Immersive program combines coding, ceremony, and Indigenous knowledge
By
Brett McKay
A program that merges technology and traditional teachings has come to Edmonton to give Indigenous young adults digital skills and deeper connections to their communities.
The Indigenous Friends Association started delivering its INDIGital program at PÎYÊSÎW WÂSKÂHIKAN (Thunderbird House) at the Stanley A. Milner Library on May 9. The four-week program is introducing a full class of students to the languages and logic of coding alongside ceremony, local history, and traditional knowledge. The aim of the program, delivered in person for the first time since the pandemic, is to help participants "heal through technology."
"We start through cultural teachings and through grounding our participants in where they live, what the teachings in the area are, but also that we've always been people who have technology," said Danielle Paradis, a Métis writer and educator who is the program manager for INDIGital.
"A lot of us are envisioned as people in the past. When you think of Indigenous people, often we're portrayed like people who existed a long time ago. But we teach our students we're here, here are technologies that we've used."

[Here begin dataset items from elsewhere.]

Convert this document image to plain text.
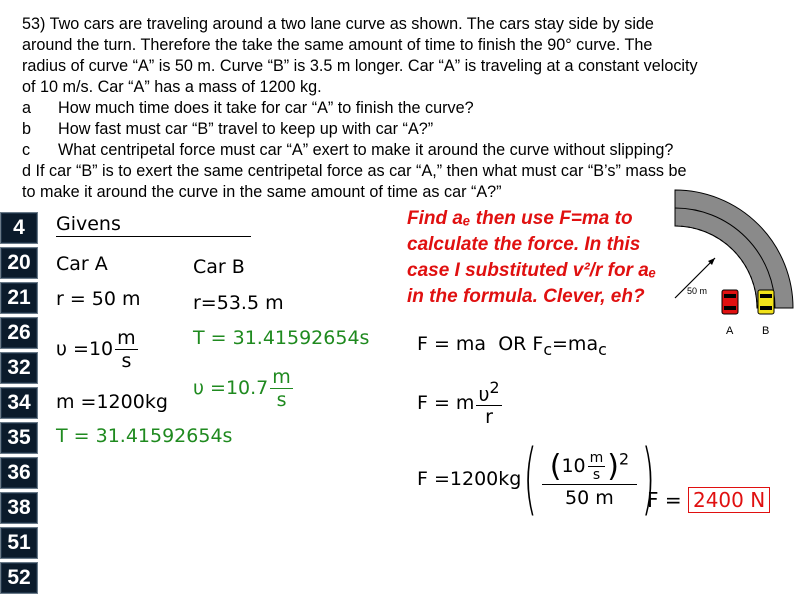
53) Two cars are traveling around a two lane curve as shown. The cars stay side by side
around the turn. Therefore the take the same amount of time to finish the 90° curve. The
radius of curve “A” is 50 m. Curve “B” is 3.5 m longer. Car “A” is traveling at a constant velocity
of 10 m/s. Car “A” has a mass of 1200 kg.
a How much time does it take for car “A” to finish the curve?
b How fast must car “B” travel to keep up with car “A?”
c What centripetal force must car “A” exert to make it around the curve without slipping?
d If car “B” is to exert the same centripetal force as car “A,” then what must car “B’s” mass be
to make it around the curve in the same amount of time as car “A?”
4
20
21
26
32
34
35
36
38
51
52
Givens
Car A
r = 50 m
$\upsilon =10 \frac{m}{s}$
m =1200kg
T = 31.41592654s
Car B
r=53.5 m
T = 31.41592654s
$\upsilon =10.7 \frac{m}{s}$
Find aₑ then use F=ma to
calculate the force. In this
case I substituted v²/r for aₑ
in the formula. Clever, eh?	50 m
A	B
F = ma OR $F_c=ma_c$
F = m $\frac{\upsilon^2}{r}$
F =1200kg ( $\frac{(10 \frac{m}{s} )^2}{50 m}$ )
F = 2400 N
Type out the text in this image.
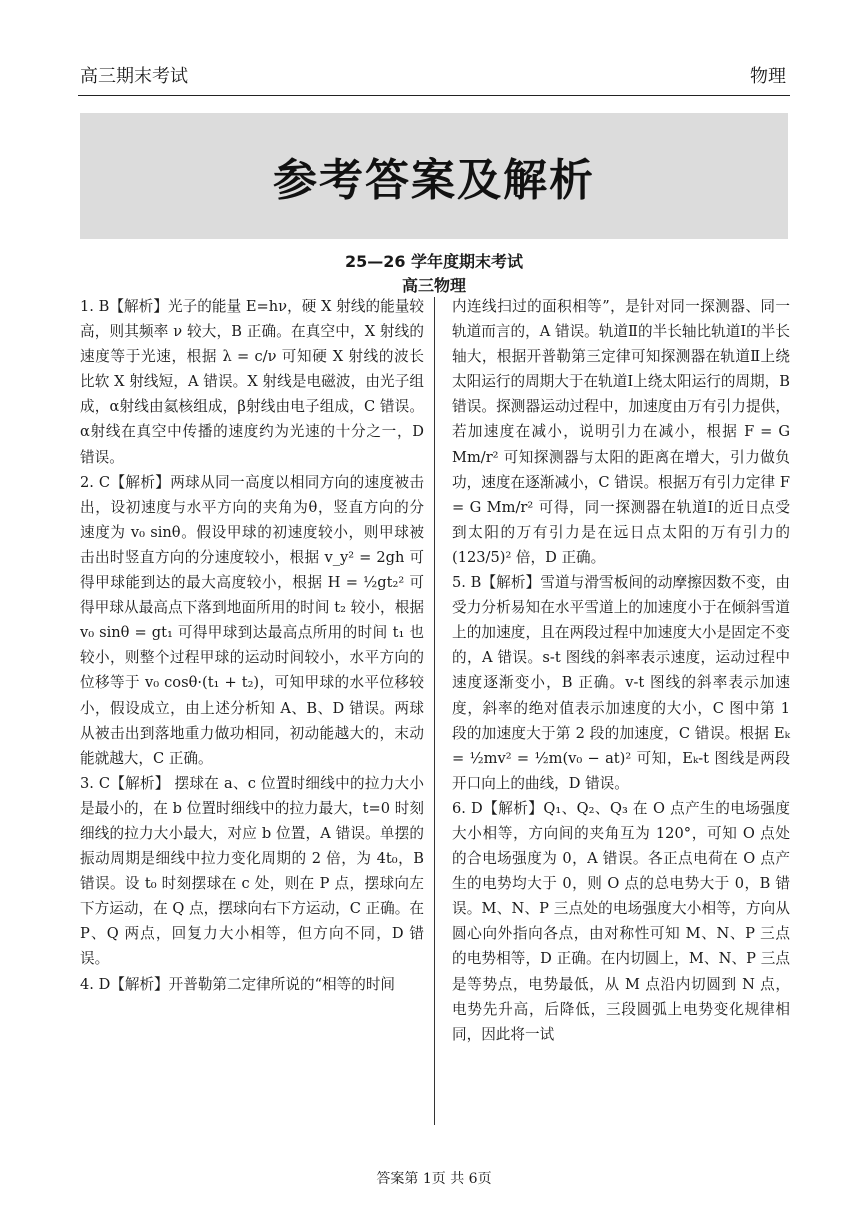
高三期末考试	物理
参考答案及解析
25—26 学年度期末考试
高三物理

1. B【解析】光子的能量 E=hν，硬 X 射线的能量较高，则其频率 ν 较大，B 正确。在真空中，X 射线的速度等于光速，根据 λ = c/ν 可知硬 X 射线的波长比软 X 射线短，A 错误。X 射线是电磁波，由光子组成，α射线由氦核组成，β射线由电子组成，C 错误。α射线在真空中传播的速度约为光速的十分之一，D 错误。

2. C【解析】两球从同一高度以相同方向的速度被击出，设初速度与水平方向的夹角为θ，竖直方向的分速度为 v₀ sinθ。假设甲球的初速度较小，则甲球被击出时竖直方向的分速度较小，根据 v_y² = 2gh 可得甲球能到达的最大高度较小，根据 H = ½gt₂² 可得甲球从最高点下落到地面所用的时间 t₂ 较小，根据 v₀ sinθ = gt₁ 可得甲球到达最高点所用的时间 t₁ 也较小，则整个过程甲球的运动时间较小，水平方向的位移等于 v₀ cosθ·(t₁ + t₂)，可知甲球的水平位移较小，假设成立，由上述分析知 A、B、D 错误。两球从被击出到落地重力做功相同，初动能越大的，末动能就越大，C 正确。

3. C【解析】 摆球在 a、c 位置时细线中的拉力大小是最小的，在 b 位置时细线中的拉力最大，t=0 时刻细线的拉力大小最大，对应 b 位置，A 错误。单摆的振动周期是细线中拉力变化周期的 2 倍，为 4t₀，B 错误。设 t₀ 时刻摆球在 c 处，则在 P 点，摆球向左下方运动，在 Q 点，摆球向右下方运动，C 正确。在 P、Q 两点，回复力大小相等，但方向不同，D 错误。

4. D【解析】开普勒第二定律所说的“相等的时间

内连线扫过的面积相等”，是针对同一探测器、同一轨道而言的，A 错误。轨道Ⅱ的半长轴比轨道Ⅰ的半长轴大，根据开普勒第三定律可知探测器在轨道Ⅱ上绕太阳运行的周期大于在轨道Ⅰ上绕太阳运行的周期，B 错误。探测器运动过程中，加速度由万有引力提供，若加速度在减小，说明引力在减小，根据 F = G Mm/r² 可知探测器与太阳的距离在增大，引力做负功，速度在逐渐减小，C 错误。根据万有引力定律 F = G Mm/r² 可得，同一探测器在轨道Ⅰ的近日点受到太阳的万有引力是在远日点太阳的万有引力的 (123/5)² 倍，D 正确。

5. B【解析】雪道与滑雪板间的动摩擦因数不变，由受力分析易知在水平雪道上的加速度小于在倾斜雪道上的加速度，且在两段过程中加速度大小是固定不变的，A 错误。s-t 图线的斜率表示速度，运动过程中速度逐渐变小，B 正确。v-t 图线的斜率表示加速度，斜率的绝对值表示加速度的大小，C 图中第 1 段的加速度大于第 2 段的加速度，C 错误。根据 Eₖ = ½mv² = ½m(v₀ − at)² 可知，Eₖ-t 图线是两段开口向上的曲线，D 错误。

6. D【解析】Q₁、Q₂、Q₃ 在 O 点产生的电场强度大小相等，方向间的夹角互为 120°，可知 O 点处的合电场强度为 0，A 错误。各正点电荷在 O 点产生的电势均大于 0，则 O 点的总电势大于 0，B 错误。M、N、P 三点处的电场强度大小相等，方向从圆心向外指向各点，由对称性可知 M、N、P 三点的电势相等，D 正确。在内切圆上，M、N、P 三点是等势点，电势最低，从 M 点沿内切圆到 N 点，电势先升高，后降低，三段圆弧上电势变化规律相同，因此将一试

答案第 1页 共 6页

The Indigenous Friends Association is a Toronto-based non-profit that hosts events throughout the country and online. The Edmonton Public Library's gift of free rental space and the use of its robots helped bring the INDIGital program here.
Indigenous coders are in high demand, Paradis said, and INDIGital has plans to expand its program to include mentorships and certification beyond what is offered in this introductory course. Currently, students graduate by producing a final project such as a webpage, a language app, a digital story, or an online shop.
Students leave INDIGital better prepared for the tech job market, and they also walk away with a deeper sense of community belonging, educator McKenzie Toulouse explained.
"We're giving them all those tools that are going to get them to be more connected to their identity, to embrace their culture, to build that sense of community and support systems within their own social networking," Toulouse told Taproot.